The firm’s polling shows immigrant rights ranking among the top issues for Hispanic voters, just behind the government’s response to the coronavirus pandemic, healthcare and economic matters.

Action by Trump to end DACA also could help convince undecided moderate, college-educated swing voters to choose Biden, even if they agree with Trump’s economic message, according to Democratic pollster Nick Gourevitch of the New York City-based Global Strategy Group.

“Generally speaking, voters are pretty sympathetic to Dreamers,” Gourevitch said, noting that about 27,000 DACA enrollees are working in healthcare jobs during the pandemic. “The president likes to pick a lot of immigration fights, but I think the DACA immigration fight is a bad one for him to be having.”

Trump campaign spokesman Tim Murtaugh said the president can differentiate himself from Biden on immigration.
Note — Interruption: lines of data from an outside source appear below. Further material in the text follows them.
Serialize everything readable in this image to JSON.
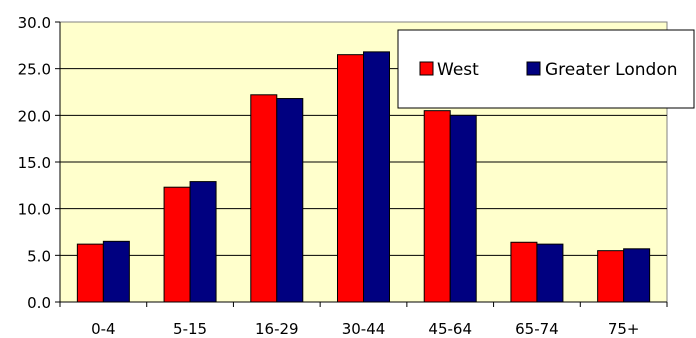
{
  "chart_data": {
    "type": "bar",
    "categories": [
      "0-4",
      "5-15",
      "16-29",
      "30-44",
      "45-64",
      "65-74",
      "75+"
    ],
    "series": [
      {
        "name": "West",
        "color": "#ff0000",
        "values": [
          6.2,
          12.3,
          22.2,
          26.5,
          20.5,
          6.4,
          5.5
        ]
      },
      {
        "name": "Greater London",
        "color": "#000080",
        "values": [
          6.5,
          12.9,
          21.8,
          26.8,
          20.0,
          6.2,
          5.7
        ]
      }
    ],
    "ylim": [
      0,
      30
    ],
    "yticks": [
      "0.0",
      "5.0",
      "10.0",
      "15.0",
      "20.0",
      "25.0",
      "30.0"
    ],
    "grid": true,
    "legend_position": "top-right",
    "plot_background": "#ffffcc"
  }
}
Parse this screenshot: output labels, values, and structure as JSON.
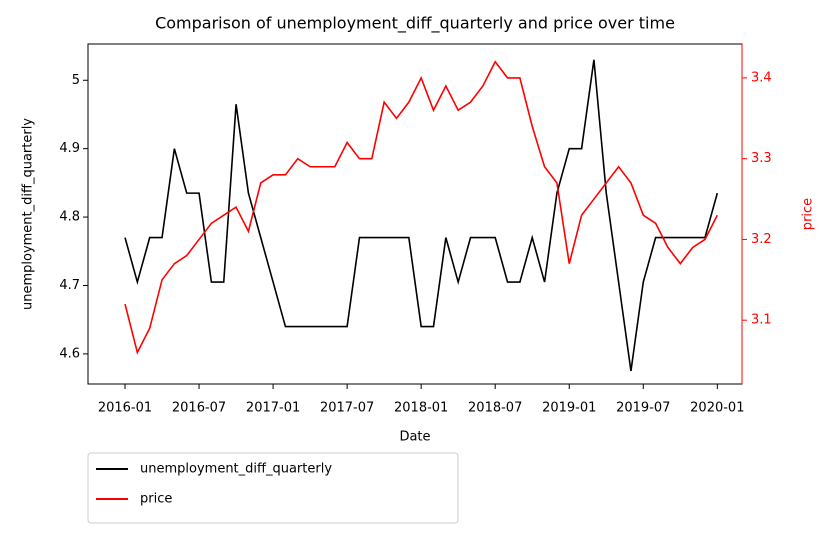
{
  "chart_data": {
    "type": "line",
    "title": "Comparison of unemployment_diff_quarterly and price over time",
    "x_label": "Date",
    "y_label": "unemployment_diff_quarterly",
    "y2_label": "price",
    "x": [
      "2016-01",
      "2016-02",
      "2016-03",
      "2016-04",
      "2016-05",
      "2016-06",
      "2016-07",
      "2016-08",
      "2016-09",
      "2016-10",
      "2016-11",
      "2016-12",
      "2017-01",
      "2017-02",
      "2017-03",
      "2017-04",
      "2017-05",
      "2017-06",
      "2017-07",
      "2017-08",
      "2017-09",
      "2017-10",
      "2017-11",
      "2017-12",
      "2018-01",
      "2018-02",
      "2018-03",
      "2018-04",
      "2018-05",
      "2018-06",
      "2018-07",
      "2018-08",
      "2018-09",
      "2018-10",
      "2018-11",
      "2018-12",
      "2019-01",
      "2019-02",
      "2019-03",
      "2019-04",
      "2019-05",
      "2019-06",
      "2019-07",
      "2019-08",
      "2019-09",
      "2019-10",
      "2019-11",
      "2019-12",
      "2020-01"
    ],
    "series": [
      {
        "name": "unemployment_diff_quarterly",
        "color": "#000000",
        "axis": "y",
        "values": [
          4.77,
          4.705,
          4.77,
          4.77,
          4.9,
          4.835,
          4.835,
          4.705,
          4.705,
          4.965,
          4.835,
          4.77,
          4.705,
          4.64,
          4.64,
          4.64,
          4.64,
          4.64,
          4.64,
          4.77,
          4.77,
          4.77,
          4.77,
          4.77,
          4.64,
          4.64,
          4.77,
          4.705,
          4.77,
          4.77,
          4.77,
          4.705,
          4.705,
          4.77,
          4.705,
          4.835,
          4.9,
          4.9,
          5.03,
          4.835,
          4.705,
          4.575,
          4.705,
          4.77,
          4.77,
          4.77,
          4.77,
          4.77,
          4.835
        ]
      },
      {
        "name": "price",
        "color": "#ff0000",
        "axis": "y2",
        "values": [
          3.12,
          3.06,
          3.09,
          3.15,
          3.17,
          3.18,
          3.2,
          3.22,
          3.23,
          3.24,
          3.21,
          3.27,
          3.28,
          3.28,
          3.3,
          3.29,
          3.29,
          3.29,
          3.32,
          3.3,
          3.3,
          3.37,
          3.35,
          3.37,
          3.4,
          3.36,
          3.39,
          3.36,
          3.37,
          3.39,
          3.42,
          3.4,
          3.4,
          3.34,
          3.29,
          3.27,
          3.17,
          3.23,
          3.25,
          3.27,
          3.29,
          3.27,
          3.23,
          3.22,
          3.19,
          3.17,
          3.19,
          3.2,
          3.23
        ]
      }
    ],
    "xlim": [
      "2015-10",
      "2020-03"
    ],
    "xticks": [
      "2016-01",
      "2016-07",
      "2017-01",
      "2017-07",
      "2018-01",
      "2018-07",
      "2019-01",
      "2019-07",
      "2020-01"
    ],
    "ylim": [
      4.556,
      5.053
    ],
    "yticks": [
      4.6,
      4.7,
      4.8,
      4.9,
      5.0
    ],
    "y2lim": [
      3.021,
      3.442
    ],
    "y2ticks": [
      3.1,
      3.2,
      3.3,
      3.4
    ],
    "legend": "below",
    "grid": false
  }
}
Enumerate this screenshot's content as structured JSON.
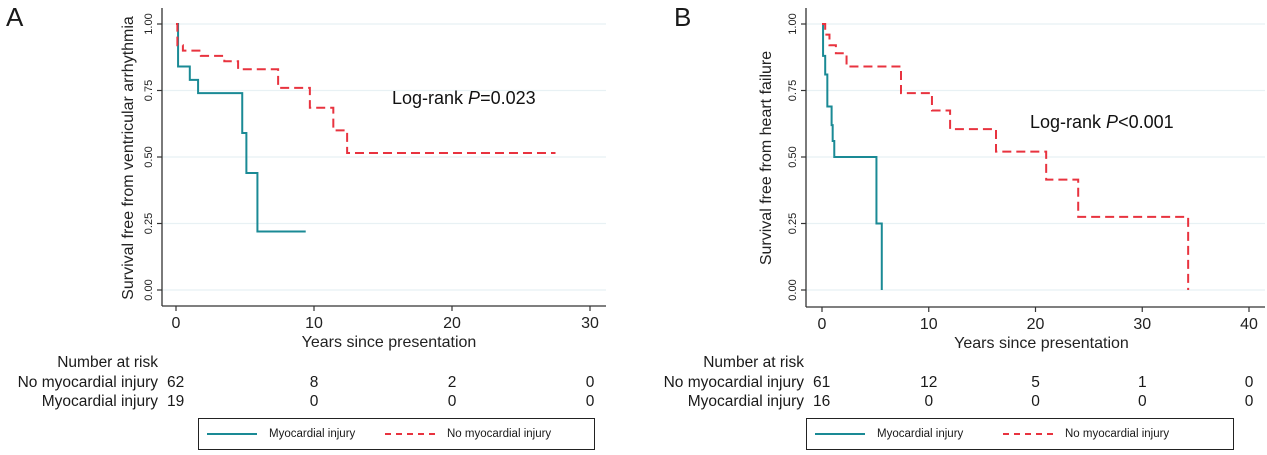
{
  "colors": {
    "myocardial_injury": "#1a8a95",
    "no_myocardial_injury": "#e8333f",
    "grid": "#e8f1f4",
    "axis": "#333333"
  },
  "chart_data": [
    {
      "type": "line",
      "subtype": "kaplan-meier step",
      "panel_label": "A",
      "title": "",
      "xlabel": "Years since presentation",
      "ylabel": "Survival free from ventricular arrhythmia",
      "xlim": [
        0,
        30
      ],
      "ylim": [
        0,
        1
      ],
      "xticks": [
        0,
        10,
        20,
        30
      ],
      "xtick_labels": [
        "0",
        "10",
        "20",
        "30"
      ],
      "yticks": [
        0,
        0.25,
        0.5,
        0.75,
        1.0
      ],
      "ytick_labels": [
        "0.00",
        "0.25",
        "0.50",
        "0.75",
        "1.00"
      ],
      "grid": true,
      "annotation": {
        "prefix": "Log-rank ",
        "italic": "P",
        "suffix": "=0.023"
      },
      "series": [
        {
          "name": "Myocardial injury",
          "style": "solid",
          "steps": [
            [
              0,
              1.0
            ],
            [
              0.15,
              0.84
            ],
            [
              1.0,
              0.79
            ],
            [
              1.6,
              0.74
            ],
            [
              4.8,
              0.59
            ],
            [
              5.1,
              0.44
            ],
            [
              5.9,
              0.22
            ]
          ],
          "end_x": 9.4
        },
        {
          "name": "No myocardial injury",
          "style": "dashed",
          "steps": [
            [
              0,
              1.0
            ],
            [
              0.1,
              0.92
            ],
            [
              0.5,
              0.9
            ],
            [
              1.8,
              0.88
            ],
            [
              3.5,
              0.86
            ],
            [
              4.5,
              0.83
            ],
            [
              7.4,
              0.76
            ],
            [
              9.7,
              0.685
            ],
            [
              11.4,
              0.6
            ],
            [
              12.4,
              0.515
            ]
          ],
          "end_x": 27.5
        }
      ],
      "risk_table": {
        "title": "Number at risk",
        "times": [
          0,
          10,
          20,
          30
        ],
        "rows": [
          {
            "label": "No myocardial injury",
            "values": [
              "62",
              "8",
              "2",
              "0"
            ]
          },
          {
            "label": "Myocardial injury",
            "values": [
              "19",
              "0",
              "0",
              "0"
            ]
          }
        ]
      },
      "legend": {
        "placement": "bottom",
        "entries": [
          {
            "label": "Myocardial injury",
            "style": "solid"
          },
          {
            "label": "No myocardial injury",
            "style": "dashed"
          }
        ]
      }
    },
    {
      "type": "line",
      "subtype": "kaplan-meier step",
      "panel_label": "B",
      "title": "",
      "xlabel": "Years since presentation",
      "ylabel": "Survival free from heart failure",
      "xlim": [
        0,
        40
      ],
      "ylim": [
        0,
        1
      ],
      "xticks": [
        0,
        10,
        20,
        30,
        40
      ],
      "xtick_labels": [
        "0",
        "10",
        "20",
        "30",
        "40"
      ],
      "yticks": [
        0,
        0.25,
        0.5,
        0.75,
        1.0
      ],
      "ytick_labels": [
        "0.00",
        "0.25",
        "0.50",
        "0.75",
        "1.00"
      ],
      "grid": true,
      "annotation": {
        "prefix": "Log-rank ",
        "italic": "P",
        "suffix": "<0.001"
      },
      "series": [
        {
          "name": "Myocardial injury",
          "style": "solid",
          "steps": [
            [
              0,
              1.0
            ],
            [
              0.1,
              0.88
            ],
            [
              0.3,
              0.81
            ],
            [
              0.5,
              0.69
            ],
            [
              0.9,
              0.62
            ],
            [
              1.0,
              0.56
            ],
            [
              1.15,
              0.5
            ],
            [
              5.1,
              0.25
            ],
            [
              5.6,
              0.0
            ]
          ],
          "end_x": 5.6
        },
        {
          "name": "No myocardial injury",
          "style": "dashed",
          "steps": [
            [
              0,
              1.0
            ],
            [
              0.3,
              0.96
            ],
            [
              0.7,
              0.92
            ],
            [
              1.3,
              0.89
            ],
            [
              2.3,
              0.84
            ],
            [
              7.4,
              0.74
            ],
            [
              10.3,
              0.675
            ],
            [
              12.0,
              0.605
            ],
            [
              16.3,
              0.52
            ],
            [
              21.0,
              0.415
            ],
            [
              24.0,
              0.275
            ],
            [
              34.3,
              0.0
            ]
          ],
          "end_x": 34.3
        }
      ],
      "risk_table": {
        "title": "Number at risk",
        "times": [
          0,
          10,
          20,
          30,
          40
        ],
        "rows": [
          {
            "label": "No myocardial injury",
            "values": [
              "61",
              "12",
              "5",
              "1",
              "0"
            ]
          },
          {
            "label": "Myocardial injury",
            "values": [
              "16",
              "0",
              "0",
              "0",
              "0"
            ]
          }
        ]
      },
      "legend": {
        "placement": "bottom",
        "entries": [
          {
            "label": "Myocardial injury",
            "style": "solid"
          },
          {
            "label": "No myocardial injury",
            "style": "dashed"
          }
        ]
      }
    }
  ]
}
Biden, for example, supports allowing illegal immigrants to obtain medical insurance through the Obamacare law and he has vowed to pause deportations for 100 days after taking office.

Murtaugh referred questions about DACA to the White House, which did not respond.

Republican election consultants do not see Trump’s move to terminate DACA as a major liability.

“I think the downside for him is probably fairly manageable,” Texas-based Republican consultant Matt Mackowiak said. “I don’t see DACA as an issue that affects Hispanics. DACA is an issue that affects DACA recipients.”